Huntswood were retained to support the design and implementation phases of the TCF programme with specific responsibility for Project Management, Remuneration, Sales and Service Workstreams

Huntswood’s View

TCF is having a seismic effect on the financial services industry. Despite its importance the scale of the effort required has been misunderstood and underestimated by many firms, advisors and commentators.

Consumers now expect the sales and performance of financial products and services to match those offered by other retailers, even though they are less tangible and may be far more complicated. Yet the performance levels in our industry fall some way short of those delivered by best-in-class retailers like Waitrose, Amazon and so forth.
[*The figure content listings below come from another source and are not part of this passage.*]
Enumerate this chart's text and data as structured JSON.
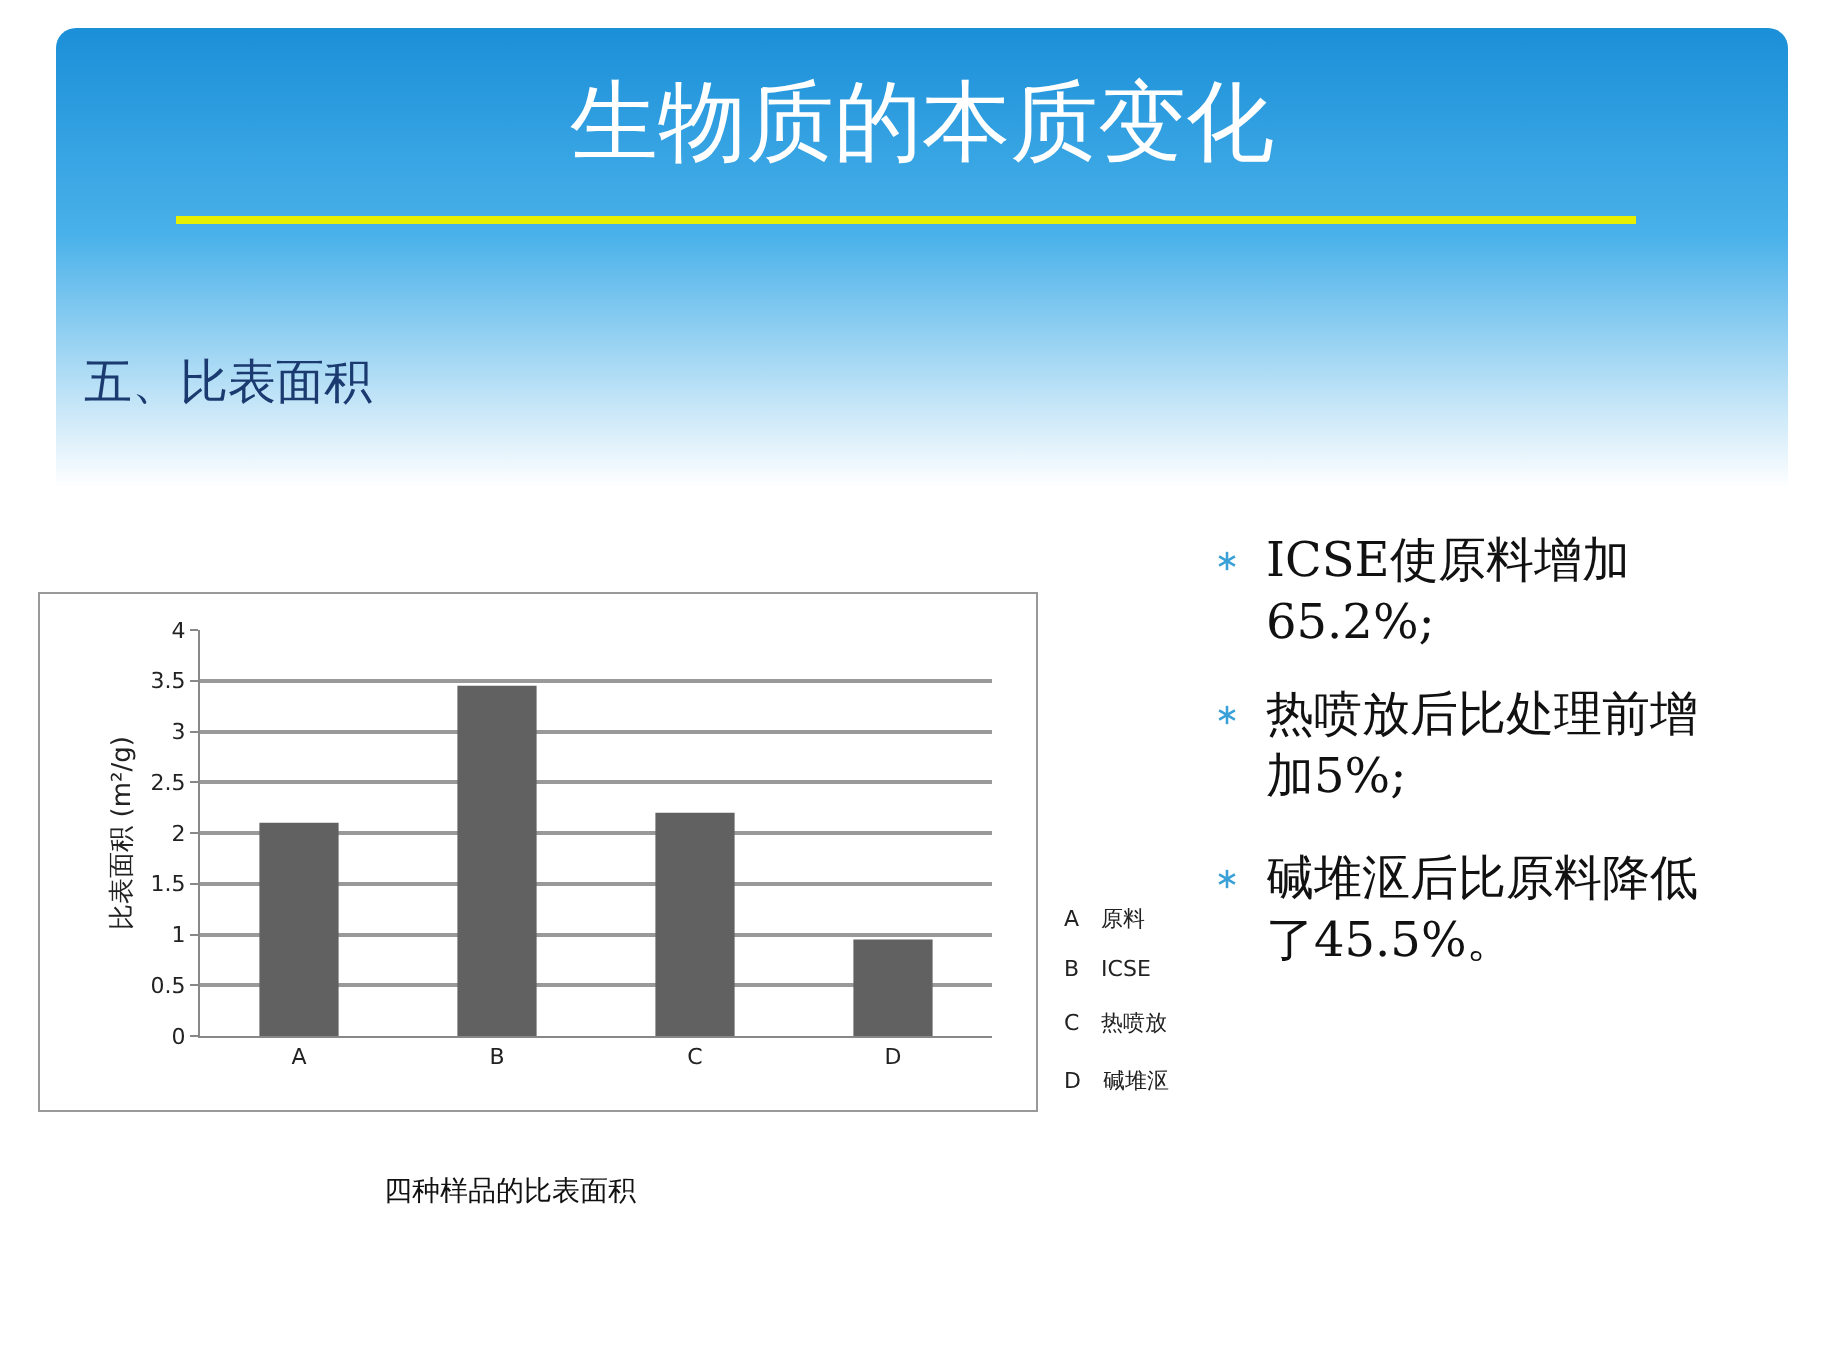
{
  "chart_data": {
    "type": "bar",
    "title": "生物质的本质变化",
    "subtitle": "五、比表面积",
    "ylabel": "比表面积 (m²/g)",
    "categories": [
      "A",
      "B",
      "C",
      "D"
    ],
    "values": [
      2.1,
      3.45,
      2.2,
      0.95
    ],
    "color": "#616161",
    "ylim": [
      0,
      4
    ],
    "yticks": [
      0,
      0.5,
      1,
      1.5,
      2,
      2.5,
      3,
      3.5,
      4
    ],
    "grid": "y",
    "legend": false,
    "annotations": [
      "A　原料",
      "B　ICSE",
      "C　热喷放",
      "D　碱堆沤",
      "四种样品的比表面积",
      "ICSE使原料增加65.2%;",
      "热喷放后比处理前增加5%;",
      "碱堆沤后比原料降低了45.5%。"
    ]
  }
}
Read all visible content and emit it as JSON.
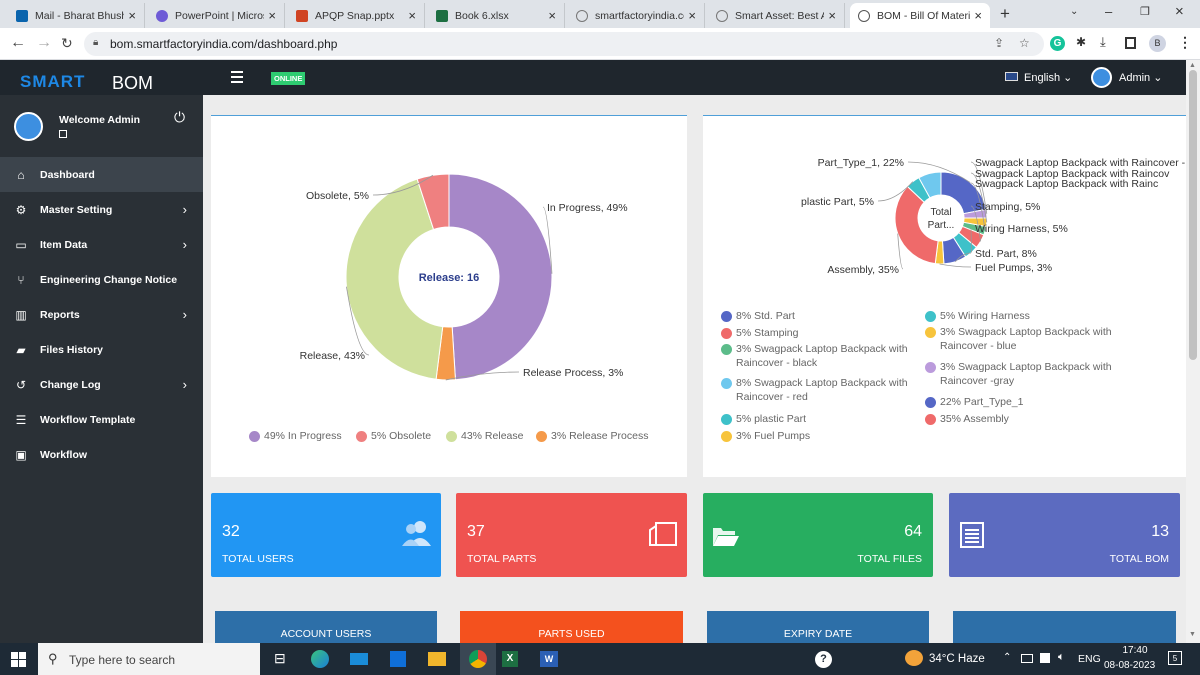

This has been brought into sharp focus recently with FSA activity and high-profile media investigation and coverage around Payment Protection Insurance (PPI) and banking charges in particular.

The FSA expects all firms to have implemented TCF in a substantial part of their business by the end of March 2007. Our evidence currently suggests that this deadline has been missed by many firms, increasing the risk of failing to demonstrate fully embedded TCF by the end of 2007.

We anticipate the incremental cost of this delay will be considerable to the industry. Just taking PPI sales, estimated to be worth £5.5bn per annum(2), the potential (annual) compensation bill could be in the order of £2bn, with additional administration costs to be paid for. This compares with the impact of the Pensions Review, which cost the industry £11.5bn, which had additional administration costs of £2bn.

TCF has been further complicated by the approach required to make TCF work, the need for measurable, delivered consumer outcomes and the principle-based nature of the regulation. This makes TCF radically different from previous regulation and presents a cultural challenge for many firms used to applying a rules-based, box-ticking approach.

A large number of firms have tried to deliver TCF through a tactical, traditional approach. They have concentrated on addressing regulator-informed concerns in a mechanistic way within their organisation. Consequently, their boards now have a misplaced confidence that they already treat their customers fairly. The first real challenge to this assertion will come when the FSA pays them a TCF-specific review visit.

In contrast, some firms have identified the need for cultural change across their businesses, spotting the opportunities that come from implementing TCF more holistically. These companies will not only meet the FSA’s requirements, but will be well-placed to protect existing profits, increase customer retention and capitalise on the customer service and performance improvements TCF-led change can bring.

(1) “Treating customers fairly – Towards fair outcomes for consumers” Speech by Sarah Wilson, Director responsible for TCF, FSA. BBA Conference, 19 July 2006.
(2) Mintel UK Creditor Insurance November 2005.